The Knowledge Hub builds on the successful Local Government Communities of Practice website that already has over 100,000 registered users sharing knowledge on over 1500 topic areas and considered to be the most advanced online practitioner network in the UK public sector. Scheduled to go live in May 2011, the new Knowledge Hub environment will allow councillors, officers, policy makers, experts, regulators and practitioners across the public sector to take greater advantage of new media tools and techniques and to develop new applications for knowledge sharing and improvement of public and voluntary services.

The Knowledge Hub has been built using open source software on the unique and innovative ‘Intelligus‘ platform from PFI Knowledge Solutions. The open source solution will enable organisations to develop their own value added solutions, such as internet replacement or website portal development, offering a compelling (and significantly cheaper) alternative (or supplement) to Sharepoint.
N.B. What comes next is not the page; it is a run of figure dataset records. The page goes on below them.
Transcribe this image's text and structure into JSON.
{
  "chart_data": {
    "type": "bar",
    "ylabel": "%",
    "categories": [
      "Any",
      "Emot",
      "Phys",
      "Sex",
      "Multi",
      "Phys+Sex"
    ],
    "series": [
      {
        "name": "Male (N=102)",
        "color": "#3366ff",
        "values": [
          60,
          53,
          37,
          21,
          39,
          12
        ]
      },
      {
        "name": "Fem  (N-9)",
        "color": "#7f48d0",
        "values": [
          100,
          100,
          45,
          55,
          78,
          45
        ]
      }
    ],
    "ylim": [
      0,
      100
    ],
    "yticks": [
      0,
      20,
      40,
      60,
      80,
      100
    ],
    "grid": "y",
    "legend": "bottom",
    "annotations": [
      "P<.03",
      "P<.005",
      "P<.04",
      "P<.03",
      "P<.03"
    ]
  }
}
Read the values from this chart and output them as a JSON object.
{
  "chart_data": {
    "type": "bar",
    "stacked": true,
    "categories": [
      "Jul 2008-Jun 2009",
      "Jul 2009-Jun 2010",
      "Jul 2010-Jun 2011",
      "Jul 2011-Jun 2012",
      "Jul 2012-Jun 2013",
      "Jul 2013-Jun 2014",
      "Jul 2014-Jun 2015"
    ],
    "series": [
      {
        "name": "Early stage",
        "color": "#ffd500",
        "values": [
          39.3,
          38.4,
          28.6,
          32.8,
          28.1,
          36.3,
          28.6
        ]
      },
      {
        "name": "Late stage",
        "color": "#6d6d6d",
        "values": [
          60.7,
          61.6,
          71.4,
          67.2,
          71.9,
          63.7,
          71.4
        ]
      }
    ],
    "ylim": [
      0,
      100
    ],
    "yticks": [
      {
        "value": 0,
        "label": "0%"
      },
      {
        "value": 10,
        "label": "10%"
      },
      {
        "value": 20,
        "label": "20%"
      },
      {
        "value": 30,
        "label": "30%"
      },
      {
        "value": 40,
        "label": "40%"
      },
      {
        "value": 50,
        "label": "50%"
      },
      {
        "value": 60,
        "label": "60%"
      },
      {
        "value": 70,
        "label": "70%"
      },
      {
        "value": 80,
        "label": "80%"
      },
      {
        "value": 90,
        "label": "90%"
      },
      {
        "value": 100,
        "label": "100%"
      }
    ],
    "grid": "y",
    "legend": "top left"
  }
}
The Knowledge Hub enables users to set up their own collaborative workspaces with access to a rich set of social media tools, including blogs, forum, wikis, calendar, peer reviews and ratings, tagging, document library and web conferencing. In addition, users will be able to easily integrate external web services such at Twitter or public blogs, and maintain a view of key events using activity streams and topic trending. Other features include a mashup centre , app store, support for performance comparison (benchmarks ), linkages to data repositories, and tools for managing open and linked data.

Learning points:

  • How the integration of many open source social media components and services can deliver a collaboration platform that is greater than the sum of its parts.
  • How the combination of open, linked and performance data can be used to develop benchmarks for public service improvement.
  • How semantic extraction and a ‘matching engine’ can intelligently surface and suggest contacts, content and communities based on user interests and their ‘digital footprint’.